HOLINESS AND GRACE IN THE ORDINARY.

January 15, 2023.
Second Sunday in Ordinary Time – A.

Readings: Is 49:3, 5-6; Ps 40:2, 4, 7-8, 8-9, 10; 1 Cor1:1-3; Jn 1:29-34. 

"Behold, the Lamb of God, who takes away the sin of the world.” Jn 1:29

A Kurdish proverb says: “To find your place in life is easier than to occupy it.” And a Tibetan proverb adds: “The highest art is the art of living an ordinary life in an extraordinary manner.”

Every one of us lives for a reason and a purpose. We all have a vocation and the universal call for us all is to be holy. That holiness is not something beyond our reach. It is something we build day after day in the ordinary of our life. Therefore, the Ordinary Time is the per excellence time of holiness and grace.

The Catechism says: "The hidden life at Nazareth allows everyone to enter into fellowship with Jesus by the most ordinary events of daily life..." CCC 533

It was in the ordinary of his life at Nazareth that the Lord Jesus learned the virtues needed for his mission. It was also in that ordinary he made himself close to the poor, that he became way of truth, justice, and life, lover of God and man. Jesus, in that sense, is our equal, an ordinary man who lived in a very extraordinary way the ordinary of his life.

The readings, on this second Sunday in the Ordinary Time A are a lesson on how we should live the ordinary of our lives in order to make it a way to holiness, a way to God's grace, something extraordinary. By definition, we call ordinary something that is without any special or distinctive features, something that is normal and common. It refers to what is usual, the routine. We could thus say, we are now in our routine, which makes our daily experience and existence. In this daily routine of life, we are called to encounter the Lord and feel and see his grace at work in us.

The Prophet Isaiah, in the first reading, speaks of the servant of God called to be a light to the nations. The Lord says, "I will make you a light to the nations, that my salvation may reach to the ends of the earth." Here is our mission in the ordinary of our lives, to be people whose lives enlighten others and bring them to God.

The Lord through Isaiah warns his people: "It is too little for you to be my servant..." We could paraphrase saying, it is too little to be a good churchgoer or a Sunday Christian. Our lives after mass and outside the church must reflect the message of the gospel of Christ and lead people back to God. Like the Psalmist, we should all be eager to sing: "Here am I, Lord; I come to do your will." In so doing, our beings will radiate the gospel. Like Paul and Sosthenes, we are urged to be Apostles of peace, love, justice, and instruments of God's grace.

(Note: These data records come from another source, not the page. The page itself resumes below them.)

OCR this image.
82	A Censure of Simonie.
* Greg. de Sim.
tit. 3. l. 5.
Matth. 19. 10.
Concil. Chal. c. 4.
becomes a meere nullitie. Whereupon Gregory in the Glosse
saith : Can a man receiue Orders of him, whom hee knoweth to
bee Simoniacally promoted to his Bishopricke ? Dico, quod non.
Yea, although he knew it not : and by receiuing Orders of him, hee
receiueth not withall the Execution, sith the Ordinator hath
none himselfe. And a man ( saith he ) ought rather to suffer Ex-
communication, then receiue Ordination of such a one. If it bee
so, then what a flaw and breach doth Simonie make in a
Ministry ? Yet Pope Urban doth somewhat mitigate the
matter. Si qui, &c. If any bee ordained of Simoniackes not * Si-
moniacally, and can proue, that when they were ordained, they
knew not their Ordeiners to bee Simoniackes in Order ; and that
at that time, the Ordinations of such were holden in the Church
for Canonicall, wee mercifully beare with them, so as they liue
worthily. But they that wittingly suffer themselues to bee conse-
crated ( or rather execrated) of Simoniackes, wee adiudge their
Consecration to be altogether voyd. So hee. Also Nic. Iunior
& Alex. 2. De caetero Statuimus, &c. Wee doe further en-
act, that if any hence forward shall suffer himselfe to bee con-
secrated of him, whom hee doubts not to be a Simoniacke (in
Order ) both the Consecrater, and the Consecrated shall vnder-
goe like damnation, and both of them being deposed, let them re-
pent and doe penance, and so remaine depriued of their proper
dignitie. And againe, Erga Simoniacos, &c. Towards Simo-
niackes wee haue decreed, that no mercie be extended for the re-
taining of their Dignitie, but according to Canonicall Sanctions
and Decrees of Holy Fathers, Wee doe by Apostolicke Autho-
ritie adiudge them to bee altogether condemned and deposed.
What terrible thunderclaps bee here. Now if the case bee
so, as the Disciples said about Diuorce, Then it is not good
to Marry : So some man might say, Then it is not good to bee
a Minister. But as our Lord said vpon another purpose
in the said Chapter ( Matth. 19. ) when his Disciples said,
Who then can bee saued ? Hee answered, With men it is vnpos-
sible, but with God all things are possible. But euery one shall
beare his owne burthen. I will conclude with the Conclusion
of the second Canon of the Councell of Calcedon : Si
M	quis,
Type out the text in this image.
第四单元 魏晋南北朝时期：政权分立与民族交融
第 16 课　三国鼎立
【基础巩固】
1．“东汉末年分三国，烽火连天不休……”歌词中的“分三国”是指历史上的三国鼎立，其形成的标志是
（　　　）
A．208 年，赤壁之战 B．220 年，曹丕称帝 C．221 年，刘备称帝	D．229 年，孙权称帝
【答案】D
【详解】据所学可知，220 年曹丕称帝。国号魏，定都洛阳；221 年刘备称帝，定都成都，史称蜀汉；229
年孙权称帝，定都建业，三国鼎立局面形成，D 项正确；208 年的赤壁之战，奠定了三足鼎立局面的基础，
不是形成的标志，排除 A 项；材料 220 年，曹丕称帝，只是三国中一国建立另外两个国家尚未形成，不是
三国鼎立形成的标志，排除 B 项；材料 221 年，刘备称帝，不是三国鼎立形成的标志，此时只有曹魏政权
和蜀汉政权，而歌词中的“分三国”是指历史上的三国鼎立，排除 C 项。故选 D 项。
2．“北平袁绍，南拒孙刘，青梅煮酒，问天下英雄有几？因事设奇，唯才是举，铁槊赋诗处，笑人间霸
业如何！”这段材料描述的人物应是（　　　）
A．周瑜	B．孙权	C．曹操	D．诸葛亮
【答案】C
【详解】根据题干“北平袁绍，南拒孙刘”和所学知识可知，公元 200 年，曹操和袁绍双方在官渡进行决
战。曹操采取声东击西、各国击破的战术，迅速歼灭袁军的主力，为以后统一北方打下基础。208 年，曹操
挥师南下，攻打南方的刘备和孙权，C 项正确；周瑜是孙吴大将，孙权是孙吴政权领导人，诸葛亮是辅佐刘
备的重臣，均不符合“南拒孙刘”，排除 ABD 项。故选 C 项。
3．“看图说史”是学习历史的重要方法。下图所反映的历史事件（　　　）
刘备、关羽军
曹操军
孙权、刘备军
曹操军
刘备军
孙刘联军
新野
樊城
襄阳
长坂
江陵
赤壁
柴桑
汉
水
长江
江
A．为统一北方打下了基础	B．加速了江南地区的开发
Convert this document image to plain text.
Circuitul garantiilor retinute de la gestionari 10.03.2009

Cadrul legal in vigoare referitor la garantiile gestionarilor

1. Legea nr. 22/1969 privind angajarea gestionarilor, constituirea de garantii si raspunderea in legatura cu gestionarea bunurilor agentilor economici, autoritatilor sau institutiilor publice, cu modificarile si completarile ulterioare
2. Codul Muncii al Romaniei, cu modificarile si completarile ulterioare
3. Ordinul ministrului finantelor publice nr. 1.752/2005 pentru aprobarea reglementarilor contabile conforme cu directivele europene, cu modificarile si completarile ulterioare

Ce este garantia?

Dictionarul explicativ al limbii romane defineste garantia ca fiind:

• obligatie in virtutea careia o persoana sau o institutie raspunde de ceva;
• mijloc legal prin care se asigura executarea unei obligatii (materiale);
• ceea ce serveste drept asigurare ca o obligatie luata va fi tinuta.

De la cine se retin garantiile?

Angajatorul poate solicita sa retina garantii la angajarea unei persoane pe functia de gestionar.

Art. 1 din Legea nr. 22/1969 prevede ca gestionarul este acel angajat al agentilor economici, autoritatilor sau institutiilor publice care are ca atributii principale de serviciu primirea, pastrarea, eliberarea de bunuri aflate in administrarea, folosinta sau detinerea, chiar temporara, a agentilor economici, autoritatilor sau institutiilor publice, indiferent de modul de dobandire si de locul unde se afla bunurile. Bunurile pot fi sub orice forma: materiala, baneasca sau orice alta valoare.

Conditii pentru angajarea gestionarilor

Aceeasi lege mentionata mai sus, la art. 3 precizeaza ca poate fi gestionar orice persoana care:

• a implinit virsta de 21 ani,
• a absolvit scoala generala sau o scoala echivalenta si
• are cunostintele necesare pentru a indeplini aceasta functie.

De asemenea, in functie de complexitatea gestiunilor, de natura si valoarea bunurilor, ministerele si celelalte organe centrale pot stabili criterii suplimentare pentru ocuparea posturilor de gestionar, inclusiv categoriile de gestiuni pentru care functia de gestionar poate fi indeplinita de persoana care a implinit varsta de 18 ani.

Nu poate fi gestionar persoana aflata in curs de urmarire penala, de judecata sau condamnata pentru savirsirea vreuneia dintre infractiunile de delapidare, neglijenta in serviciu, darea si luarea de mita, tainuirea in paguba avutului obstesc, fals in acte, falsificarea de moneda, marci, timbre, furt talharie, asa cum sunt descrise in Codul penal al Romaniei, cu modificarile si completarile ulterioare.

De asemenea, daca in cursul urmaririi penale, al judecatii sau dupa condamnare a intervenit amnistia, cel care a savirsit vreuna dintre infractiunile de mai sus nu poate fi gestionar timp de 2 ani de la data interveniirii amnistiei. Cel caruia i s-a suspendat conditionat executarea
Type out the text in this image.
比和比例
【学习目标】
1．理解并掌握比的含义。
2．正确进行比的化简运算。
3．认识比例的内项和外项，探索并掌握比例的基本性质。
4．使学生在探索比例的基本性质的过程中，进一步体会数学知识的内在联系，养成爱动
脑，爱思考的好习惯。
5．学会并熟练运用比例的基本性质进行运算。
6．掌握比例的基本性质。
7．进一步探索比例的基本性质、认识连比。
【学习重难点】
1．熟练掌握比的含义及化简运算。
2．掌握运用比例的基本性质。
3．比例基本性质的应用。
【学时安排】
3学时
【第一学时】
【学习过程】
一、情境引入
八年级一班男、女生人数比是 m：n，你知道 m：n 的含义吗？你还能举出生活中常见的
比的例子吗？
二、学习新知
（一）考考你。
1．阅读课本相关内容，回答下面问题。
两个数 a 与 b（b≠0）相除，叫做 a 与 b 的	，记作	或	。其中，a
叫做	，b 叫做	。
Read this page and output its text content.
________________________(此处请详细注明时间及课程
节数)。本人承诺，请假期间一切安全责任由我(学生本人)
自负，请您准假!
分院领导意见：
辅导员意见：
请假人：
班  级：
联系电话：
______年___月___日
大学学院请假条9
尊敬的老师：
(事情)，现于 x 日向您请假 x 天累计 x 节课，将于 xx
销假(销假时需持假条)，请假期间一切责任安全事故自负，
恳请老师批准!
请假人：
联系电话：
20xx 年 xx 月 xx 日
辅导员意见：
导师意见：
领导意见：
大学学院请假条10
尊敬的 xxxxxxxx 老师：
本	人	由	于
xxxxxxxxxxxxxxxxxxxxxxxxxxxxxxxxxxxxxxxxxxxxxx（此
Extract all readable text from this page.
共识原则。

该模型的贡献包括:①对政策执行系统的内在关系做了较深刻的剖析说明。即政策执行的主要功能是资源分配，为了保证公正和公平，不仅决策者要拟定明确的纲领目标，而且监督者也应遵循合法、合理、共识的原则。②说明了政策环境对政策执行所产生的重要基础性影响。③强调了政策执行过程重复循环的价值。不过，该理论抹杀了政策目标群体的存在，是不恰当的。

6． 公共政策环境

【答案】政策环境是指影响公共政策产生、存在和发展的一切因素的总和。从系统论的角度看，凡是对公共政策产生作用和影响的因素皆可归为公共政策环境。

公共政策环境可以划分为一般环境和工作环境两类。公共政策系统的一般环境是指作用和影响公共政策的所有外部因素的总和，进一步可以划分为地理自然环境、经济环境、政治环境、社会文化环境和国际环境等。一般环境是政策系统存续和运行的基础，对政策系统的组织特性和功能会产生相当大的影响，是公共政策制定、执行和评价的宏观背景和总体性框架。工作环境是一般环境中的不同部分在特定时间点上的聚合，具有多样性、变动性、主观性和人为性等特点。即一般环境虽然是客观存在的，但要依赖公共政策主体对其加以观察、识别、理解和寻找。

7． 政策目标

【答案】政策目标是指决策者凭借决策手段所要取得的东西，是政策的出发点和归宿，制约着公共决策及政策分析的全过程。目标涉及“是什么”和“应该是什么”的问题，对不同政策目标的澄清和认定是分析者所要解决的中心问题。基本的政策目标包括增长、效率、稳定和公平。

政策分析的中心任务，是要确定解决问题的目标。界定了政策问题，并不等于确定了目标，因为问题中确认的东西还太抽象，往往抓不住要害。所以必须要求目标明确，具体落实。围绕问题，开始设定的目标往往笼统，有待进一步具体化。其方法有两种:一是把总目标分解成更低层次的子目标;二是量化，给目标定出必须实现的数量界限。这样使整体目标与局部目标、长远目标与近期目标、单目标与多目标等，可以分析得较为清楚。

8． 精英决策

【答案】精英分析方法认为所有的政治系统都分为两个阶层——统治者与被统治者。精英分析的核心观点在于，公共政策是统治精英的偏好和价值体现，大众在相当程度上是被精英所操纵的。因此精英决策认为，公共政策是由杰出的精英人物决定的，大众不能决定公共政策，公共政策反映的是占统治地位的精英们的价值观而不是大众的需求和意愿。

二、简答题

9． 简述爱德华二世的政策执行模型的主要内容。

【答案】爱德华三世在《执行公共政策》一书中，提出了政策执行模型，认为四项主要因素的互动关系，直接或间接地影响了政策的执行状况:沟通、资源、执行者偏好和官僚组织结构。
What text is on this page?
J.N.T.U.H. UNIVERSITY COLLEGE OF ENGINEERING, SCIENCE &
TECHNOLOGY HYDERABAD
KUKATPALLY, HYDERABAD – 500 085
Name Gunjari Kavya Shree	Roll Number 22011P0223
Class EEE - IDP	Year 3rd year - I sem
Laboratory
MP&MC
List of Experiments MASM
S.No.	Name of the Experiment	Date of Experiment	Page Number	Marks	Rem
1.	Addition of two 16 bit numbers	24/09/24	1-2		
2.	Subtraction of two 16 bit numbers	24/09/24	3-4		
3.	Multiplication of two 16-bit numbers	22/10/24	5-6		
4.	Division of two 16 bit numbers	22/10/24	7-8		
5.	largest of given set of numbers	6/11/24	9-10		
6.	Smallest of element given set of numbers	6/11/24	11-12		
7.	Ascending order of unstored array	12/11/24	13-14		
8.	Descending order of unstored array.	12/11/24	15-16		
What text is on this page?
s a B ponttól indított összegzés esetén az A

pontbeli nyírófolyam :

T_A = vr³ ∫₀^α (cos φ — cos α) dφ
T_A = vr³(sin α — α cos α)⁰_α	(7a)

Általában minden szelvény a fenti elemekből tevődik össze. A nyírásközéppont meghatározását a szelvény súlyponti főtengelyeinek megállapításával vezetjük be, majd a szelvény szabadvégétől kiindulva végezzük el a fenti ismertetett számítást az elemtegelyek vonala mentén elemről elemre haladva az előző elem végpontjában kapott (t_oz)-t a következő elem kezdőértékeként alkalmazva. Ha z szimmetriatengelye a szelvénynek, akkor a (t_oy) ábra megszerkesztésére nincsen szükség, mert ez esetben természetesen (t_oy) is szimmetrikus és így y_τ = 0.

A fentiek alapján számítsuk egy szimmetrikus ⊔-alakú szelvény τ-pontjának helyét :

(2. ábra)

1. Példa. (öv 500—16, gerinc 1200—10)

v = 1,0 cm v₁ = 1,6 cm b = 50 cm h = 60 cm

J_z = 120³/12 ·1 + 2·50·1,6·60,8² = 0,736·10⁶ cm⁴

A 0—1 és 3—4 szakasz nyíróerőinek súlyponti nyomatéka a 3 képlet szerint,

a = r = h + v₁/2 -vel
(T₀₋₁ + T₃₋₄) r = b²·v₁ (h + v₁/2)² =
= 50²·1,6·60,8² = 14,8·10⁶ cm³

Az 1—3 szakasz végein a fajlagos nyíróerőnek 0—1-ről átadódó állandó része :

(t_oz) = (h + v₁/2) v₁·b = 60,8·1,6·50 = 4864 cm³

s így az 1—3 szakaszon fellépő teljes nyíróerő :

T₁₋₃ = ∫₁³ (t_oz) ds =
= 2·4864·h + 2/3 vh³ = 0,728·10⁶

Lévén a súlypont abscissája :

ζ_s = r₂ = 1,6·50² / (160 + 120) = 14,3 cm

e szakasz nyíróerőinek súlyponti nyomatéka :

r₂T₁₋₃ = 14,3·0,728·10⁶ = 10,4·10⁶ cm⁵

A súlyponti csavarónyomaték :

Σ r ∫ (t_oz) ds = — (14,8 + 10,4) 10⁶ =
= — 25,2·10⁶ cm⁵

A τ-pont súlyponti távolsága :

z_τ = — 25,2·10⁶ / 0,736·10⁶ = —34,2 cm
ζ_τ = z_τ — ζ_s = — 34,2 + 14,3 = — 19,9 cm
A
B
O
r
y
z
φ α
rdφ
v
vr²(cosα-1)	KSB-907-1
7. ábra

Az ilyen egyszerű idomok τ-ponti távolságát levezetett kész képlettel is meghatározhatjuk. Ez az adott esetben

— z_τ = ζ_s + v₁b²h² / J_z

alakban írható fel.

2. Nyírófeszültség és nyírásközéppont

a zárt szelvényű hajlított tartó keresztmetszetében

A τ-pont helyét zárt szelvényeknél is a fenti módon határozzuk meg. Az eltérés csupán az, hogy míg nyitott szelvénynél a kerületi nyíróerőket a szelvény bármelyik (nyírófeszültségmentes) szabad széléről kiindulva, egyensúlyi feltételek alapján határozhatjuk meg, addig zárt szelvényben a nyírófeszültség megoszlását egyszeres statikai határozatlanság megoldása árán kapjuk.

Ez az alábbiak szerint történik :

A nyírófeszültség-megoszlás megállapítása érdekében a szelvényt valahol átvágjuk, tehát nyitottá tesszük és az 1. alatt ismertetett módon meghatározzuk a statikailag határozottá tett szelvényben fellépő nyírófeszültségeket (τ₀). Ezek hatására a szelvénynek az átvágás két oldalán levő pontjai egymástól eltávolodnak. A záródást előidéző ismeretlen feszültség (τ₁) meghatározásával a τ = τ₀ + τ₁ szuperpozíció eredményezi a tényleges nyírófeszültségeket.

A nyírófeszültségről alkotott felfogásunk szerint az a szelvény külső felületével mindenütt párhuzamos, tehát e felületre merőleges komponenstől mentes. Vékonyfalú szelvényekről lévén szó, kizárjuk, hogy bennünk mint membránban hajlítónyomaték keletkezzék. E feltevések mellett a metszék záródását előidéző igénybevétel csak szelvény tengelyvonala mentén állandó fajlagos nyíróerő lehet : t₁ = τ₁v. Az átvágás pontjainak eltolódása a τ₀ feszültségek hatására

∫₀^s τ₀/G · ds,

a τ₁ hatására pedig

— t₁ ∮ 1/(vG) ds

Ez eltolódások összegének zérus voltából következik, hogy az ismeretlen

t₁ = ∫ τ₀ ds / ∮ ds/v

In the Gospel, we hear John the Baptist introduce officially Jesus. It is another revelation of the Lord. The Baptist says: “Behold, the Lamb of God, who takes away the sin of the world..." Jesus goes now public after his baptism. Going public, the Lord will now initiate his mission. A mission to bring the good news to the captives, announce peace, proclaim a year of favor for the oppressed and the poor... This mission, the Lord undertakes in the ordinary of his life. You then, brethren, what is your quotidian made of? What do you do in your ordinary life? Let's not forget this truth, Ordinary Time is the opportunity for us to make extraordinary our daily endeavors and actions. It is the time of holiness, the time of grace...

While the Lord begins his ordinary life, the word of John must reecho in our hearing. He is the Lamb sent by the Father to take away our sins. These words so familiar to us are a revelation of what Jesus is and what his mission is. He came to set man free from the hardest and greatest prison, the prison of sin. At the beginning of this ordinary time, may we welcome the Lord in our lives and give him to fulfill his mission of salvation in us and through us. In so doing, our ordinary existence will become an extraordinary journey with him.